Let’s face it not all women of color will be able to start their own business. Many of us are faced with competing in the work place-corporate America. We have many bridges to cross, demonstrating that we are intelligent enough to have a voice and challenges with being seen as aggressive.
Some years ago I was hired to manage an Indiana organization’s social service department. During the interview for this position I wore a wig. Not because I was trying to be someone else, but because I was having a bad hair day. After demonstrating that I was the best person for this position, I was hired. I should preface this by saying that I was asked by the Vice President of the department to interview for this position. Months had gone by and I got the opportunity to get my natural hair twisted. Uncovering my natural hair beauty at worked unleashed some deep rooted ugly preconceptions about people of color from members of that organization.
Once the Vice Presidents came into my office with his mild and serious voice told me that the CEO of that organization saw me now as militant, by then my twisted hair had been taken down -if you ever had your hair twisted, you know they don’t last forever- I now resembled Angela Davis.
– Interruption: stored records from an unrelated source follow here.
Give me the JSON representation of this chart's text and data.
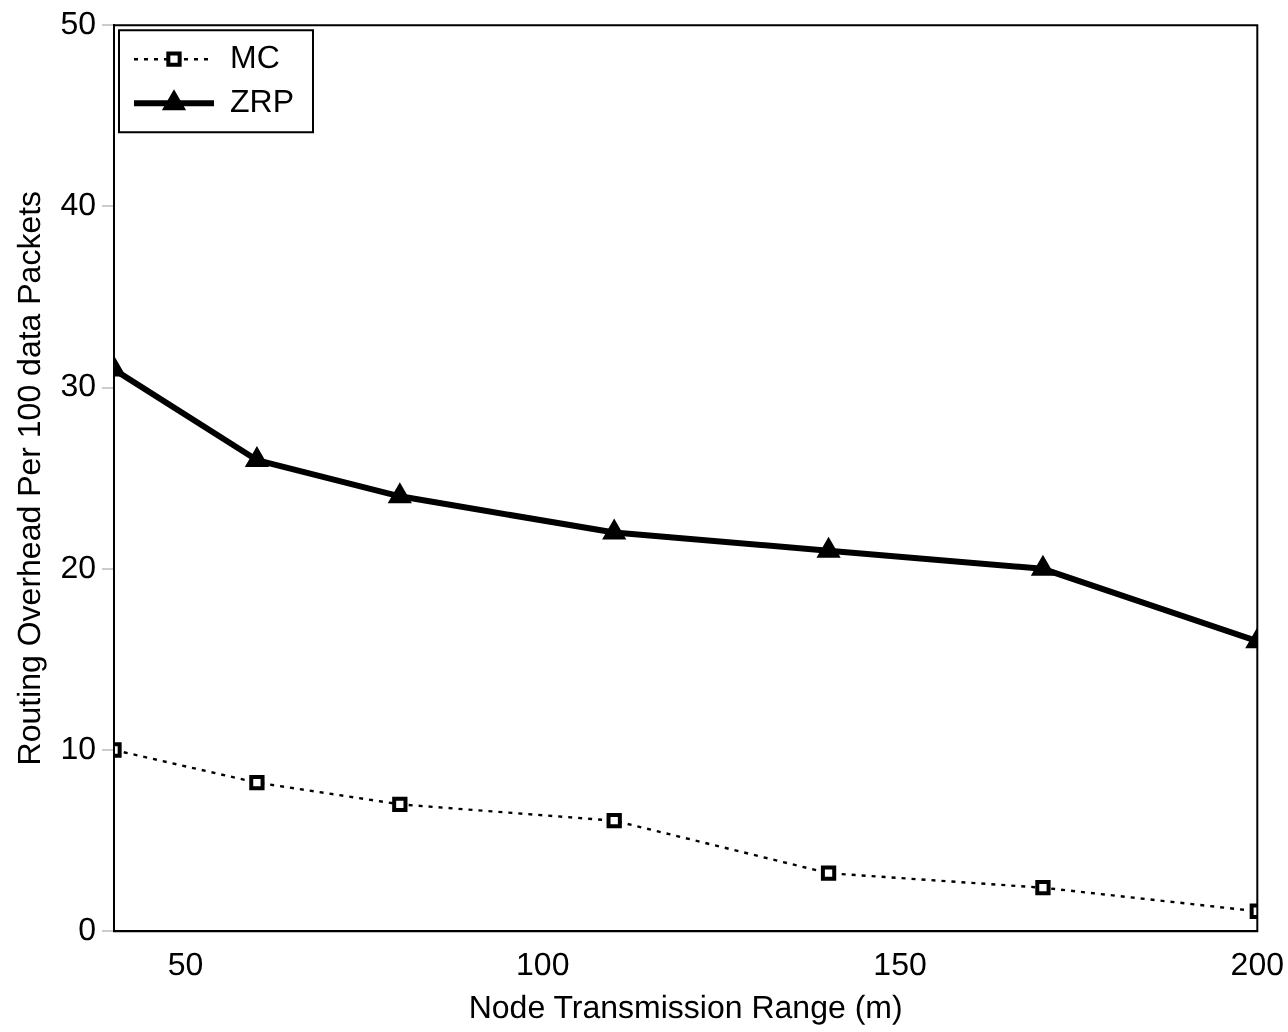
{
  "chart_data": {
    "type": "line",
    "xlabel": "Node Transmission Range (m)",
    "ylabel": "Routing Overhead Per 100 data Packets",
    "x": [
      40,
      60,
      80,
      110,
      140,
      170,
      200
    ],
    "series": [
      {
        "name": "MC",
        "color": "#000000",
        "values": [
          10,
          8.2,
          7,
          6.1,
          3.2,
          2.4,
          1.1
        ],
        "marker": "square",
        "line_style": "dotted"
      },
      {
        "name": "ZRP",
        "color": "#000000",
        "values": [
          31,
          26,
          24,
          22,
          21,
          20,
          16
        ],
        "marker": "triangle",
        "line_style": "solid"
      }
    ],
    "xlim": [
      40,
      200
    ],
    "xticks": [
      50,
      100,
      150,
      200
    ],
    "ylim": [
      0,
      50
    ],
    "yticks": [
      0,
      10,
      20,
      30,
      40,
      50
    ],
    "grid": false,
    "legend": "top left"
  }
}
A few months later I was handed a picture of President Obama in white face.
The Center for Women Policy Studies found 21% of women of color surveyed did not feel they were free to be "themselves at work." The same study found more than one-third of women of color — ranging from 28 percent to 44 percent — believed that they must “play down” their race or ethnicity to succeed.
As women of color we have to overcome being called, angry, bitter, divas, even though I didn’t mine the diva, I can be difficult to please at times. On a more serious note, stereotypes based on Ethnicity and Culture backgrounds are serious problems in the work place. How do we manage around them? Where do we go from here?